Kinshasa, 15 juin 2026 (ACP)-Le projet de loi modifiant la loi fixant les règles applicables à la sous-traitance dans le secteur privé et celui relatif au contenu local ont été envoyés à la commission PAJ du Sénat de la République démocratique du Congo, pour examen approfondi au cours, a constaté l’ACP lundi.
« Le projet de loi modifiant et complétant la loi n°17/001 du 08 février 2017 fixant les règles applicables à la sous-traitance dans le secteur privé et celui sur le contenu local en RDC sont envoyés à la commission Politique, administrative et judiciaires et bonne gouvernance (PAJ). Cette commission dispose de 72 heures à dater de ce mardi pour approfondir les textes de ces deux projets de loi », a déclaré Jean-Michel Sama Lukonde après le débat général les réponses du ministre de l’Entrepreneuriat et du développement des petites et moyennes entreprises, Justin Kalumba, auteur de ces deux textes de loi.
Vers la consolidation des PME
« A travers la Loi modifiant la sous-traitance, l’objectif poursuivi consistait notamment à favoriser l’émergence et la consolidation de petites et moyennes entreprises, d’assurer une meilleure protection de la main d’œuvre nationale et de stimuler l’essor d’une expertise locale capable de soutenir durablement la croissance économique, aux fins de la création d’une véritable classe moyenne congolaise par la multiplication d’emplois décents et durables », a indiqué le ministre Justin Kalumba.
Selon lui, les législateurs ont constaté que plusieurs années depuis l’entrée en vigueur de cette loi, l’expérience a révélé un certain nombre d’insuffisances et de difficultés pratiques qui en limitent la pleine efficacité.
L’application de certaines de ses dispositions, a-t-il expliqué, se heurte à des imprécisions normatives, à la généralité de certaines prescriptions ainsi qu’à des contraintes liées aux réalités économiques sectorielles du pays.
Les modifications envisagées
Les modifications majeures apportées par la présente loi sont notamment : la clarification des concepts clés qui pourtant prêtaient à confusion; l’affirmation du rôle de l’Autorité de Régulation de la Sous-traitance dans le Secteur Privé en tant qu’Autorité chargée du contrôle et de la mise en œuvre de la présente Loi ; la réécriture de quelques articles, en tenant compte des observations des partenaires traditionnels de la République Démocratique du Congo, notamment la Banque Mondiale, tout en réaffirmant le principe de l’exclusivité de l’exercice des activités de sous-traitance dans le secteur privé aux entreprises à capitaux majoritairement congolais, promues et gérées par les Congolais; l’instauration d’une attestation d’enregistrement préalable à l’exercice des activités de la sous-traitance dans le secteur privé en République Démocratique du Congo; la création d’un comité de règlement des différends relatifs aux marchés de la sous-traitance et enfin la rationalisation du régime répressif avec trois catégories des sanctions, à savoir: pénales, administratives et financières.

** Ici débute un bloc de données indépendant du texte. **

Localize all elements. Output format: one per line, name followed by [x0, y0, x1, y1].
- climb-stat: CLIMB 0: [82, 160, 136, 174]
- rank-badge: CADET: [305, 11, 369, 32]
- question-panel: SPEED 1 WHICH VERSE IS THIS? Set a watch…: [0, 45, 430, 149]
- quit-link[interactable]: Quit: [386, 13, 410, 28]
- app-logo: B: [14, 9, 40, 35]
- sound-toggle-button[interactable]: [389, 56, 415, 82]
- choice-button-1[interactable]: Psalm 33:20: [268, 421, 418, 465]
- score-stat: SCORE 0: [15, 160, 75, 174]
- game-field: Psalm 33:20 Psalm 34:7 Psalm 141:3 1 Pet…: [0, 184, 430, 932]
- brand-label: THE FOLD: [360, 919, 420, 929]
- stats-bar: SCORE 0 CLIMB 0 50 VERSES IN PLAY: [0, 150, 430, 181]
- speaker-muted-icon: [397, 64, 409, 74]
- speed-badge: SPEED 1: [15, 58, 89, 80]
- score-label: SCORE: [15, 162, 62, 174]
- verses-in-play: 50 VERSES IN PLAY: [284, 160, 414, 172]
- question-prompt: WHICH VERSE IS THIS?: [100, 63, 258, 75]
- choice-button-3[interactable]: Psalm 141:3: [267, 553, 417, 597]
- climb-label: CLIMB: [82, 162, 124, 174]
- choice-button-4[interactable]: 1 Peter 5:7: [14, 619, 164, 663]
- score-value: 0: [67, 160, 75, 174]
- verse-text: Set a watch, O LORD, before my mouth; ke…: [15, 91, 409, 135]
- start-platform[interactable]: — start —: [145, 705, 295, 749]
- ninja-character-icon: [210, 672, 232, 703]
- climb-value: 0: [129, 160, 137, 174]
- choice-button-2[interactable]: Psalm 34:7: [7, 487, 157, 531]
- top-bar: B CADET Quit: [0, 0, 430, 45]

Quid du projet de loi sur le contenu local ?
Par ailleurs, le ministre Kalumba a expliqué le projet de loi sur le contenu local en République démocratique du Congo. Ce projet de loi dont l’économie du texte a encore une fois été présenté par lui, s’inscrit dans la volonté du Gouvernement de mettre en place un cadre juridique approprié, destiné à promouvoir le contenu local notamment en renforçant la participation effective des nationaux dans l’exploitation des opportunités économiques offertes par les différents secteurs d’activités.

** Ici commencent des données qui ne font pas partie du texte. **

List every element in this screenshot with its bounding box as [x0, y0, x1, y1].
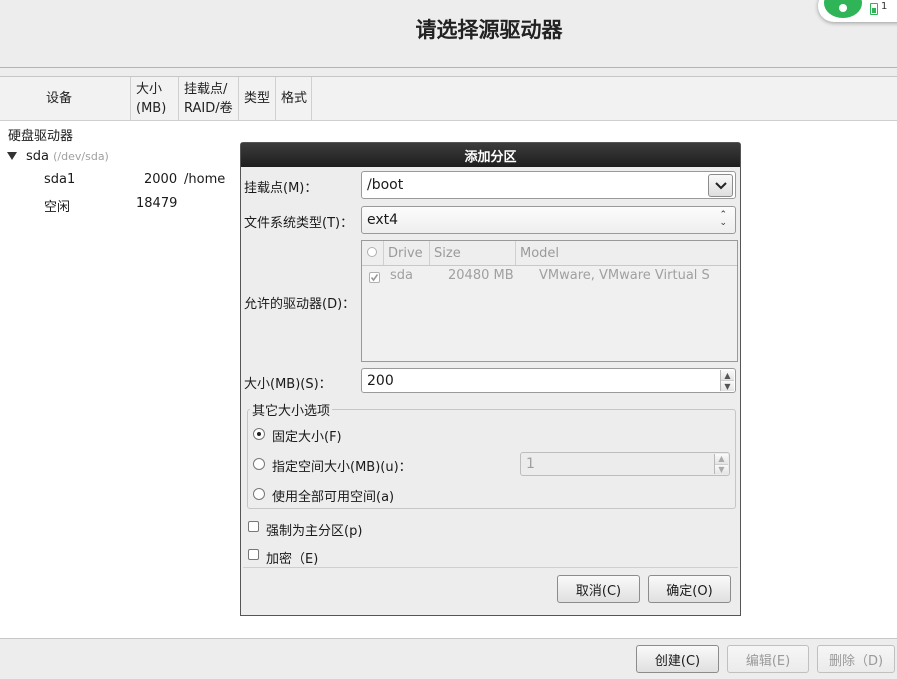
partition-mount: /home	[184, 172, 226, 187]
size-value[interactable]: 200	[367, 373, 394, 389]
cancel-button[interactable]: 取消(C)	[557, 575, 640, 603]
force-primary-checkbox[interactable]	[248, 521, 259, 532]
fstype-select[interactable]: ext4 ⌃ ⌄	[361, 206, 736, 234]
free-space-device[interactable]: 空闲	[44, 196, 70, 215]
column-model[interactable]: Model	[516, 241, 737, 265]
upto-size-value: 1	[526, 456, 535, 472]
drive-list[interactable]: Drive Size Model sda 20480 MB VMware, VM…	[361, 240, 738, 362]
edit-button[interactable]: 编辑(E)	[727, 645, 809, 673]
page-title: 请选择源驱动器	[415, 18, 563, 42]
disk-path: (/dev/sda)	[53, 150, 109, 163]
radio-fill-size[interactable]	[253, 488, 265, 500]
mount-combo[interactable]: /boot	[361, 171, 736, 199]
column-drive-size[interactable]: Size	[430, 241, 516, 265]
drive-checkbox[interactable]	[369, 272, 380, 283]
mount-value[interactable]: /boot	[367, 177, 403, 193]
size-input[interactable]: 200 ▲ ▼	[361, 368, 736, 393]
upto-size-stepper[interactable]: ▲ ▼	[714, 454, 728, 474]
column-format[interactable]: 格式	[276, 77, 312, 120]
encrypt-checkbox[interactable]	[248, 549, 259, 560]
fstype-value: ext4	[367, 212, 399, 228]
size-label: 大小(MB)(S)：	[244, 377, 332, 392]
dialog-separator	[243, 567, 738, 568]
title-divider	[0, 67, 897, 68]
fill-size-label[interactable]: 使用全部可用空间(a)	[272, 486, 394, 505]
fixed-size-label[interactable]: 固定大小(F)	[272, 426, 342, 445]
force-primary-label[interactable]: 强制为主分区(p)	[266, 520, 362, 539]
radio-upto-size[interactable]	[253, 458, 265, 470]
encrypt-label[interactable]: 加密（E)	[266, 548, 318, 567]
upto-size-input[interactable]: 1 ▲ ▼	[520, 452, 730, 476]
upto-size-label[interactable]: 指定空间大小(MB)(u)：	[272, 456, 412, 475]
select-column-icon	[367, 247, 377, 257]
drive-list-header: Drive Size Model	[362, 241, 737, 266]
status-count: 1	[881, 1, 888, 12]
partition-device[interactable]: sda1	[44, 172, 75, 187]
ok-button[interactable]: 确定(O)	[648, 575, 731, 603]
decrement-icon[interactable]: ▼	[715, 464, 728, 474]
partition-size: 2000	[144, 172, 178, 187]
expander-icon[interactable]	[7, 152, 17, 160]
column-device[interactable]: 设备	[0, 77, 131, 120]
column-mount[interactable]: 挂载点/ RAID/卷	[179, 77, 239, 120]
free-space-size: 18479	[136, 196, 178, 211]
create-button[interactable]: 创建(C)	[636, 645, 719, 673]
delete-button[interactable]: 删除（D)	[817, 645, 895, 673]
column-drive[interactable]: Drive	[384, 241, 430, 265]
size-stepper[interactable]: ▲ ▼	[720, 370, 734, 391]
select-all-column[interactable]	[362, 241, 384, 265]
fstype-label: 文件系统类型(T)：	[244, 216, 354, 231]
increment-icon[interactable]: ▲	[715, 454, 728, 465]
increment-icon[interactable]: ▲	[721, 370, 734, 381]
drive-size: 20480 MB	[448, 268, 514, 283]
column-type[interactable]: 类型	[239, 77, 276, 120]
dialog-title: 添加分区	[241, 143, 740, 167]
decrement-icon[interactable]: ▼	[721, 381, 734, 391]
disk-row[interactable]: sda (/dev/sda)	[26, 149, 109, 164]
drive-name: sda	[390, 268, 413, 283]
radio-fixed-size[interactable]	[253, 428, 265, 440]
group-label[interactable]: 硬盘驱动器	[8, 125, 73, 144]
tree-header: 设备 大小 (MB) 挂载点/ RAID/卷 类型 格式	[0, 77, 897, 121]
drives-label: 允许的驱动器(D)：	[244, 297, 356, 312]
battery-icon	[870, 3, 878, 15]
other-size-title: 其它大小选项	[250, 400, 333, 419]
chevron-down-icon[interactable]	[708, 174, 733, 197]
updown-icon: ⌃ ⌄	[719, 210, 727, 228]
add-partition-dialog: 添加分区 挂载点(M)： /boot 文件系统类型(T)： ext4 ⌃ ⌄ 允许…	[240, 142, 741, 616]
column-size[interactable]: 大小 (MB)	[131, 77, 179, 120]
drive-model: VMware, VMware Virtual S	[539, 268, 710, 283]
mount-label: 挂载点(M)：	[244, 181, 318, 196]
disk-name: sda	[26, 149, 49, 164]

D’après le ministre, le Gouvernement de la République s’est assigné comme objectif stratégique 1’accroissement significatif de la participation des nationaux ainsi que des entreprises à capitaux majoritairement congolais au sein du tissu économique national, eu égard à leur faible implication actuelle dans l’espace de l’économie nationale.
« Nonobstant le potentiel économique dont dispose la République Démocratique du Congo, il est curieux de constater que la contribution des entreprises détenues majoritairement par des nationaux demeure encore marginale dans plusieurs segments stratégiques de l’activité économique. Cette situation compromet l’émergence d’un secteur privé national dynamique, compétitif et pleinement intégré dans les chaines de valeur », a fait savoir le ministre.
La présente Loi s’articule autour des six titres suivants : des dispositions générales et cadre institutionnel ; des objectifs, des principes et des obligations lies au contenu local ; des mesures incitatives ; du contrôle, des sanctions administratives et pénales et enfin des dispositions abrogatoire et finales.
A en croire ce membre du gouvernement, les deux projets de loi offrent une opportunité de développement sans précédent en RDC car ayant une dimension sociale importante.
« Ces deux projets de loi sont correlés et interdépendants », a souligné le ministre.
Les deux textes venus en seconde lecture au Sénat, seront transmis au Président de la République pour promulgation.